This is the third article in a series starting with the critical capabilities of a modern SOC. In the last article, I covered the “data collection and correlation” capability, and in this article, I cover the second capability discussed, namely, “detection.”
The fast detection of a security incident enables the business to quickly respond to contain potential harm to the business and take action to prevent a similar occurrence in the future. It is crucial that SOC analysts are alerted as quickly as possible to security alerts that may represent or otherwise lead to a security incident.
The threats to the organisation that require monitoring by the SOC should be identified and regularly reviewed to keep pace with the organisation’s changing threat profile. Threat modeling (e.g., attack path mapping) can help to understand scenarios of concern.
Use cases describe the threat scenarios that the SOC should look for. A use case should specify the baseline behaviour of relevant systems, the conditions under which certain events may signal abnormal activity, and details for the technical implementation of the use case (e.g., data sources and correlation logic).
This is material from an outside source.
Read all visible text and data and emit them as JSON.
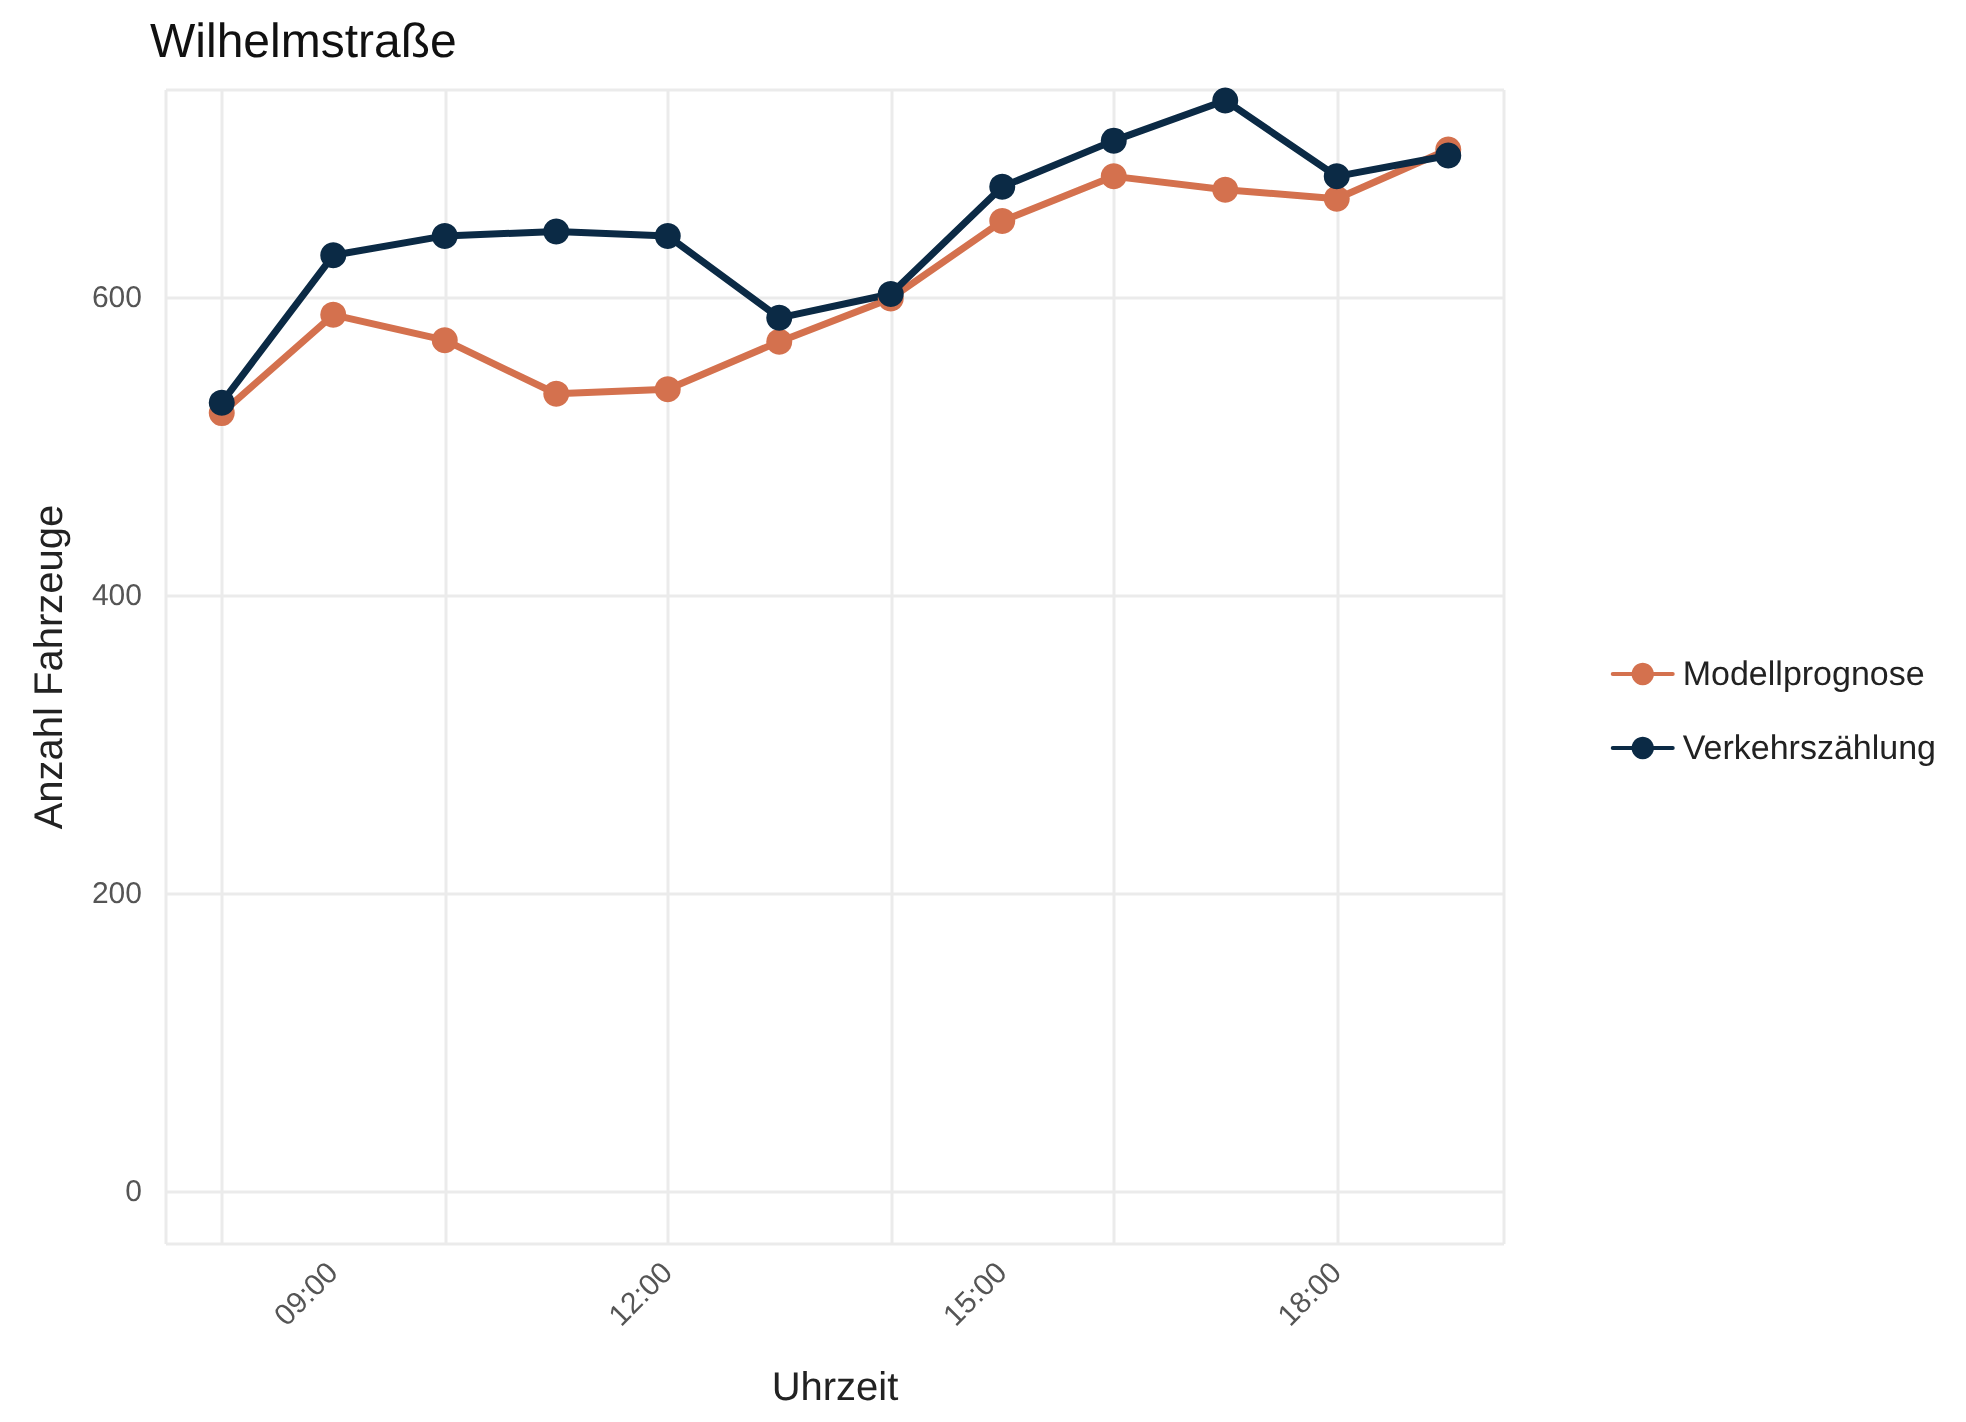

There are several detection methods. For instance, anomaly detection techniques—supported by machine learning—may be used to identify rare or unusual activity. At a minimum, organisations should aim to achieve real-time monitoring, whereby data is continuously monitored and analysed to provide up-to-date, actionable alerts.
An alert is triggered when the conditions specified within a use case are met, suggesting that something anomalous may have occurred. This creates a ticket that will be added to the alert queue and reviewed by an analyst to determine whether further steps need to be taken.
In addition to system-generated alerts, incidents may be detected via other means. SOC analysts performing more advanced capabilities, such as threat hunting or trend analysis, may notice a pattern or occurrence indicating a potential incident that is flagged for further investigation. Equally, a user within the organisation (e.g., employee, contractor) or an external source (e.g., supplier, business partner, law enforcement agency) may report a suspicious or unusual event to a service desk, a dedicated call-centre or HR.
Advanced detection capabilities
Advanced detection capabilities typically adopted by more mature organisations include the following:
(A) Threat hunting: a method to proactively search the network for evidence of malicious behaviour that evades discovery through other tools. Whereas a SIEM looks for known knowns, the purpose of threat hunting is to find unknown unknowns.
(B) Trend analysis: a technique to ascertain what may be happening over time or on a regular basis by analysing historical data from a variety of sources (including threat intelligence reports) for evidence of patterns and trends. At LMNTRIX this is our NDR and network forensic sensors namely the LMNTRIX Detect and LMNTRIX Hunt services.
This can reveal anomalous activity or provide insight into the tactics, techniques, and procedures (TTPs) of an adversary to help anticipate future threats.
Additionally, the LMNTRIX reference model relies on the following advanced capabilities related to detection, which you can also consider for your organisation:
- Deception technology: a decoy system (such as a honeypot) combined with breadcrumbs, files and personas, that simulates a production environment by presenting fake applications and information to observe malicious attackers and collect forensic information about their activity.
- Endpoint detection and response (EDR): a tool that collects data from endpoints to detect abnormal behaviour and perform investigations. EDR uses analytics techniques to search for indicators of compromise or deviations from baseline behaviour.
- User and entity behavioural analytics (UEBA): a tool that uses a combination of statistical analysis, machine learning, user profiling and risk scoring to detect anomalous activity that may indicate an insider threat, compromised account or infected system.
- Machine intelligence: also referred to as Technical Threat Intelligence is a platform and threat feeds that provide detailed information on known attack vectors based on the indicators of compromise for each reported security incident. Attack-specific information such as command and control IP addresses, compromised internet addresses, malware signatures, or phishing message content can be used to search for reuse in other previously unrecognized attacks. Machine intelligence is dynamic in nature due to the evolution of attack vectors to prevent detection, with such information having a relatively short period of usefulness before it becomes outdated. Examples of technical threat intelligence include specific IP addresses and URLs associated with attacks.
- Underground intelligence: a threat feed focused on the dark web offers organizations a valuable source of threat intelligence to supplement other data feeds. Monitoring the activities and conversations of attackers and the nature of exfiltrated data they publish can provide an informative insight into attack techniques, current targets, and upcoming plans.
- Purple teaming: red and blue teams collaborate to test whether the alerts generated match the use cases. Threat scenarios are simulated to determine whether alert criteria or logging levels should be modified or if additional alerts need to be created.